◇パフェ、お話らしさ
◆パフェをだんだん食べるうちに少しずつ僕とはあわないことがわかってきた。
とてもよくできているし、とても素晴らしいけれど、僕が望むものとか、僕の求めるものとは違っていた。
だんだんと食べながら、違うかもしれないと思っていた。
職人さんは僕のことを「食べさせてあげる価値がある人かもしれない」と言って、パフェを届けてくれていた。
僕はいつか「そんな価値はない」と言われるのはわかっている気がしていた。
それで、僕もパフェのことをもしかしたら好きじゃないかもしれない、と思い始めていたけれど、気づかないふりで誤魔化していた。
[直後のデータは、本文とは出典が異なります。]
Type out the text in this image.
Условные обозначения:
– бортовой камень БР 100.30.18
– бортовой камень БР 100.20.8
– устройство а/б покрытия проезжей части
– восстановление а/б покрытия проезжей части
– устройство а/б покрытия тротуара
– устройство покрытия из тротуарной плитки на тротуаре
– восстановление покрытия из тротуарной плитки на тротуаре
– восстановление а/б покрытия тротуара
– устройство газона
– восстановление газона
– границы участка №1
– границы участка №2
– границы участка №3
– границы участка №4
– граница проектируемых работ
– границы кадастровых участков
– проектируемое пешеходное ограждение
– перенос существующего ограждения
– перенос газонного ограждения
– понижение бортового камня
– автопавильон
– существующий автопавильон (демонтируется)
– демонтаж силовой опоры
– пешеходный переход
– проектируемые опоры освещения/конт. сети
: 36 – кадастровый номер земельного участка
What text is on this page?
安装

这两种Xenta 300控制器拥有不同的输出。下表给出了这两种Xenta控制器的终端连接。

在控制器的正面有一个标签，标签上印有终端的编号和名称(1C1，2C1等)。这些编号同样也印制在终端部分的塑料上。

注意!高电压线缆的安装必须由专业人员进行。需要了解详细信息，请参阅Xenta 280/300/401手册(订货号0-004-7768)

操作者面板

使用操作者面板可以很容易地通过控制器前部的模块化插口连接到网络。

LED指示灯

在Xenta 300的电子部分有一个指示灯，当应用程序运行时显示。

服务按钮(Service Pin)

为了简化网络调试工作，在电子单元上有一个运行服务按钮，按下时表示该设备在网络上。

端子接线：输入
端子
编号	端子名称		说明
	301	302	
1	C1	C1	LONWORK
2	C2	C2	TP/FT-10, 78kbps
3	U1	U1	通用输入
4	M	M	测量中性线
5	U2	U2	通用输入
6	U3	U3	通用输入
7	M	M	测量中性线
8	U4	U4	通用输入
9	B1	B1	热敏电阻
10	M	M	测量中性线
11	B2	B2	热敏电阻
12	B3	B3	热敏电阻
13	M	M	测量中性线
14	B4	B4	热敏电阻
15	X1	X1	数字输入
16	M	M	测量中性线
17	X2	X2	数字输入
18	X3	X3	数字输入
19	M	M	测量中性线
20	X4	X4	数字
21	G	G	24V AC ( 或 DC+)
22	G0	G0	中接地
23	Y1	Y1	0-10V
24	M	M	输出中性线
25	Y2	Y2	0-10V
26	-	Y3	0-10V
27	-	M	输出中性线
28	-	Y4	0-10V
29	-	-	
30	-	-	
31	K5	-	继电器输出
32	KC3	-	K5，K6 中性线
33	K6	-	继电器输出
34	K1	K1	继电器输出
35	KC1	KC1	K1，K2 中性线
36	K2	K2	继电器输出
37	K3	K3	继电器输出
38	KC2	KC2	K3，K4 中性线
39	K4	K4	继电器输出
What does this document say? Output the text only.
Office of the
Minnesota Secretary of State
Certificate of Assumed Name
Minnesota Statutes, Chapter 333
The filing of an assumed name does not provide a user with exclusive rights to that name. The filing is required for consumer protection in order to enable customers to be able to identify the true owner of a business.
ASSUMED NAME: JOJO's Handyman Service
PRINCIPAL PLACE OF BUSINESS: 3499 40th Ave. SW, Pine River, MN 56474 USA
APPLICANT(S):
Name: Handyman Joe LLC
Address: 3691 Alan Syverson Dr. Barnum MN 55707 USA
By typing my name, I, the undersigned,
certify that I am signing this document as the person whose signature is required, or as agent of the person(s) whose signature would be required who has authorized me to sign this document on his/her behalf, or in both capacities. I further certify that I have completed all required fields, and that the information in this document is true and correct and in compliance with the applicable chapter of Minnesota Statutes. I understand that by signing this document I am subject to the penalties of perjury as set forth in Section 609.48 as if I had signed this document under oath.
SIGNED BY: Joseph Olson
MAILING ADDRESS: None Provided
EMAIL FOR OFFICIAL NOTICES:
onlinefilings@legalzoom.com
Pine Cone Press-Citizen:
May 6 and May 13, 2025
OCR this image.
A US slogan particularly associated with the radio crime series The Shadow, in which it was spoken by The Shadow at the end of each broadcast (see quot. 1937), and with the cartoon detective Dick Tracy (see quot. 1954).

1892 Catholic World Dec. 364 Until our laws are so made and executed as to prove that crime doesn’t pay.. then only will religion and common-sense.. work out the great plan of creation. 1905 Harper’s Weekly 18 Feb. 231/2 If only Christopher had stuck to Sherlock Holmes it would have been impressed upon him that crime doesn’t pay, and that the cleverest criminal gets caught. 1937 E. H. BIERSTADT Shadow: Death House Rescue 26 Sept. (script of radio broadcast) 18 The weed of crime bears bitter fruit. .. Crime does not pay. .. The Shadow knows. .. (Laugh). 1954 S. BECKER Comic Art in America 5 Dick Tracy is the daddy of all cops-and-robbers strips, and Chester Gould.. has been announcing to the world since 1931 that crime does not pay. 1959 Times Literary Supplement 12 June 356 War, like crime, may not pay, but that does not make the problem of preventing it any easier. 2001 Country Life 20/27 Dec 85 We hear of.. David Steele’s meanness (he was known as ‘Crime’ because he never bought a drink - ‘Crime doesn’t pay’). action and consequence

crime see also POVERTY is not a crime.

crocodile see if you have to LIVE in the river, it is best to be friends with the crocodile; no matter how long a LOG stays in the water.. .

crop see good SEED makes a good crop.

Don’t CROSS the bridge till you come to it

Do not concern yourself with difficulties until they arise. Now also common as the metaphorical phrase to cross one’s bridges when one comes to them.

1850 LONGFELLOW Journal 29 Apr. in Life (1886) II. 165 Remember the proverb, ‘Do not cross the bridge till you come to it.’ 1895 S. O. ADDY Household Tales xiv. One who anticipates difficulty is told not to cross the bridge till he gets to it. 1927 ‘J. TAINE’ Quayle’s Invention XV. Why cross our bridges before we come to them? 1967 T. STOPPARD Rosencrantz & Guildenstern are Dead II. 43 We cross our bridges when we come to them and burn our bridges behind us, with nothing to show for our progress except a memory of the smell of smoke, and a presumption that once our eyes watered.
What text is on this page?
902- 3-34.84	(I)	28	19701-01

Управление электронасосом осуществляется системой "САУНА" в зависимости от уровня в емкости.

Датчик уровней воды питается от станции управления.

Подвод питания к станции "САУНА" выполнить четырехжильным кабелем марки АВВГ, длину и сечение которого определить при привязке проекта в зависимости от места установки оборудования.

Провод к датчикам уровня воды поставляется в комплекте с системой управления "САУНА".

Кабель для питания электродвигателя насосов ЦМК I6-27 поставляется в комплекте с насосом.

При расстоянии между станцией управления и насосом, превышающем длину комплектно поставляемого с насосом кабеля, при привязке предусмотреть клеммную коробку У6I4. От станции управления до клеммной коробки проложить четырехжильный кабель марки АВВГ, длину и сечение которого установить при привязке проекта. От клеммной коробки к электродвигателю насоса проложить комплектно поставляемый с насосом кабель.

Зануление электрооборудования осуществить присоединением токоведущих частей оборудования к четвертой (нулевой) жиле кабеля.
そのうちに本当に好きかどうかわからなくなってきていた。
頭の片隅に置いていくと話は勝手に進むし、前提条件であるように思えたりして、わけがわからなくなっていた。
さんざん悩んでくれたあげく、最終的に職人さんは「あなたは違うと思う」と言った。
だけれど、「普段は届けてあげないけれど、特別なときには届けてあげる」と言った。
◆僕は混乱していた。それで、職人さんは僕を落ち込ませまいと、気を使っていろいろと話を聞いてくれていた。
僕は自分でどうしようもないぐらい混乱していた。
「本当はパフェのことなんて好きじゃないかもしれない、と思っていた面もある」と言ってしまった。
言わないつもりだったけれど、苦しくなっていた。
職人さんは「そっちが本当の気持ちなのでしょう?」と言った。
「あなたは大事なことを、伝えるべきことを言ってくれない。もっと言いにくいこともいっぱい言ってくれるのに。」とも。
それは伝えるべきことだった?僕は傷つけないことしか考えていない?
表面的に?本当の心でぶつからない?本当の心?
難しいフレーズ。難しくないフレーズ。自覚していない自分の心。
◆意識的か無意識的かはわからないけれど、いつだって気づかない振りで誤魔化していることがある。
それが何かをきちんと考えて、捉えておかなくては。
そうでなければ、同じことを繰り返してしまう。
そして、何かそこにある流れの中で流されながら生きていく、というスタンスに居続けさせないように。